President Obama has signed a bill to punish people involved in human trafficking and provide resources to victims.
Yasmin Vafa, an official with the Human Rights Project 4 Girls, said Monday Justice for Victims of Trafficking Act of 2015 means “survivors of child sex trafficking in the United States will finally receive the vital services and protections they deserve.”
For the first time, she said, federal law “specifically addresses domestic human trafficking and prioritizes the need to confront the demand for child sex.”
In the White House’s May 29 press statement, the administration said Mr.
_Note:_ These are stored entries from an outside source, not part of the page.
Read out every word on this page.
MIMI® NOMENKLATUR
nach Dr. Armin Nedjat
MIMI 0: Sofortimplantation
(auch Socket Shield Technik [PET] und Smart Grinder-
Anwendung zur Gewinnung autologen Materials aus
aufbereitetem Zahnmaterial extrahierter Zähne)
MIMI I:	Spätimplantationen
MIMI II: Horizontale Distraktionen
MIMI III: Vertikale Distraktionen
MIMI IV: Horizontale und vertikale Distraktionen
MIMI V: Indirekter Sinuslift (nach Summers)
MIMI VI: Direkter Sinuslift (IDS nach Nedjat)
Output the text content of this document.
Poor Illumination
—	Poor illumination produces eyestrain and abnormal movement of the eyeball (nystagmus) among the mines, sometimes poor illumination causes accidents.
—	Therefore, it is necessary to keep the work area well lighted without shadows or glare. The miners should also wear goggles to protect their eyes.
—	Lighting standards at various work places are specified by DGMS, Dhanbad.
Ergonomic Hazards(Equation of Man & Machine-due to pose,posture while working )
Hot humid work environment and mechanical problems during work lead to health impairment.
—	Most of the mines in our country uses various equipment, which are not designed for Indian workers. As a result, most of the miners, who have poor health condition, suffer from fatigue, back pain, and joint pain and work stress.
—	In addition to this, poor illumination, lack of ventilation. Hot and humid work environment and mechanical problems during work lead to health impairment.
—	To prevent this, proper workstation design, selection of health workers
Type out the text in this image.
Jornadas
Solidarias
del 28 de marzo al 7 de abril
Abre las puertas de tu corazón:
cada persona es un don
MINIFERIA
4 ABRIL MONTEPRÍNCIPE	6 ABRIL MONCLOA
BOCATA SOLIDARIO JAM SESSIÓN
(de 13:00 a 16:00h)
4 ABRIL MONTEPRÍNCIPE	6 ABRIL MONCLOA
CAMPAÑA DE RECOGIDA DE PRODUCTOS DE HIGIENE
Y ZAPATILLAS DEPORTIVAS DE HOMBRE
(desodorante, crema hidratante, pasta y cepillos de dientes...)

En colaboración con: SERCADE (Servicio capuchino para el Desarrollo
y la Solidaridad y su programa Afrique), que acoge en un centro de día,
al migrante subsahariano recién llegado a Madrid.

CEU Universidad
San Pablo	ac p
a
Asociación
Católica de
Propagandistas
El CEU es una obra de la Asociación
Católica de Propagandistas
Obama signed S. 178, which amends several provisions of law under the Departments of Justice, Health and Human Services and Homeland Security to “assist victims of human trafficking crimes and to combat human trafficking.”
The law steps up funding for anti-trafficking law enforcement and penalizes — with a $5,000 “special assessment” — people who are proven to have sold or bought a trafficked person, engaged in sexual abuse, child pornography, child sexual exploitation, interstate transportation for illegal sexual activity or commercial human smuggling.
Resources from the fines and a new Domestic Trafficking Victims’ Fund are to help victims rebuild new lives.
SEE ALSO: Human trafficking bill goes to Obama
The House overwhelmingly passed trafficking legislation in May and the Senate unanimously passed legislation in April, but had been held up earlier in the year over a partisan dispute involving reproduction services.